Calligraphie des rêves

Juan Marsé Images33

C'est l'histoire d'un jeune garçon, à l'aube de passer à l'âge adulte, dans l'Espagne de l'après-guerre. Rêveur, solitaire. Raisonnable… qu’ils disent !
Ringo traîne sa mélancolie désabusée dans sa petite rue Torrente de las Floeres et au bar Rosales dans un monde qui fait penser à l'Amarcord de Fellini, croisé avec le Belleville de Malaussène. Ringo, qui a bien compris que ses rêves de pianiste virtuose lui étaient interdits, se construit des mondes, et, grand amateur de romans et de films d'aventure, élabore ses propres fictions, mêlant indiens, lions sauvages, et belles inconnues.
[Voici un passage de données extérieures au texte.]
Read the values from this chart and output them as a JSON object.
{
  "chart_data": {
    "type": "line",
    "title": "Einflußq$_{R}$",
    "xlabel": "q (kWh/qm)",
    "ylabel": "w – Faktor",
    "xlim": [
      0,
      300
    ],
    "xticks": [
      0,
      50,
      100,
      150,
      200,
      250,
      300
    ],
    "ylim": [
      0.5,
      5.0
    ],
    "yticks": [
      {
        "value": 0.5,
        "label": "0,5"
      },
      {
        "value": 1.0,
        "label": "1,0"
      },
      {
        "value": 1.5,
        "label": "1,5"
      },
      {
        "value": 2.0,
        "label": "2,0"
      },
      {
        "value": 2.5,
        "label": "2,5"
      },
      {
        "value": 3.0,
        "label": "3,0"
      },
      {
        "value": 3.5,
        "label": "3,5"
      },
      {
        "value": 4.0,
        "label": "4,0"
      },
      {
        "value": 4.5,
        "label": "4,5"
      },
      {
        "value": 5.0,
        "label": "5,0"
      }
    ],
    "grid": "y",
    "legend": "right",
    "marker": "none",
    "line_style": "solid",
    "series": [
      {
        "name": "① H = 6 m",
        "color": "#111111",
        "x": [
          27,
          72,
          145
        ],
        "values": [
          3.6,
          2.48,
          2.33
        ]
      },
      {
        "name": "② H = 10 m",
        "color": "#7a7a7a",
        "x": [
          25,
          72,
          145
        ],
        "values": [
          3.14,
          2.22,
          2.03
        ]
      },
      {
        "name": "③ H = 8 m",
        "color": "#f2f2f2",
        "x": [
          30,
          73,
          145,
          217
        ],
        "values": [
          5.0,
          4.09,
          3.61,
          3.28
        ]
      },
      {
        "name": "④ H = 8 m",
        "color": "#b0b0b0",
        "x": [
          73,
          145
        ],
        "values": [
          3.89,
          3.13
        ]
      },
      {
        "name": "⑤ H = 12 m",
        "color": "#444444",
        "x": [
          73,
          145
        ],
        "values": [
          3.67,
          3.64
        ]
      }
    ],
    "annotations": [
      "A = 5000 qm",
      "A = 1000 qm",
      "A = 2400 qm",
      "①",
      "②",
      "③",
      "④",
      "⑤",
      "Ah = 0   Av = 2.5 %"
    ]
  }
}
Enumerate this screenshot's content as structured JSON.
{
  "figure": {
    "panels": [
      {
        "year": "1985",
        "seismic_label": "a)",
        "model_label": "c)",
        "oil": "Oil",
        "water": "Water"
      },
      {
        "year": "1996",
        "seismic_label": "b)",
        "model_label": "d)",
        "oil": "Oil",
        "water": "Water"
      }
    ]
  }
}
Il scrute les adultes d'un oeil finement observateur mais aussi poétique, et ces adultes cachent aussi des secrets.

C'est peut-être la première fois que ce garçon pressent, ne serait-ce que de façon imprécise et fugace, que ce qui est inventé peut avoir plus de poids et de crédit que la réalité, plus de vie propre et plus de sens, et par conséquent plus de possibilités de survie face à l'oubli

L’intrigue qui sous-tend le roman, à la fois tendre et loufoque, parle de Mme Mir, à la fois touchante et vulgaire, qui cherche désespérément ou « un peu de tendresse extra, » court après « cette sucrerie amoureuse qui constitue sa vie » . Le père aussi, ce tueur de « rats  bleus », «un écervelé et un hérétique », « un rouge et un blasphémateur », « crâneur au dehors et doux au-dedans comme le velours… » a ses mystères qu'on ne découvrira pas tous…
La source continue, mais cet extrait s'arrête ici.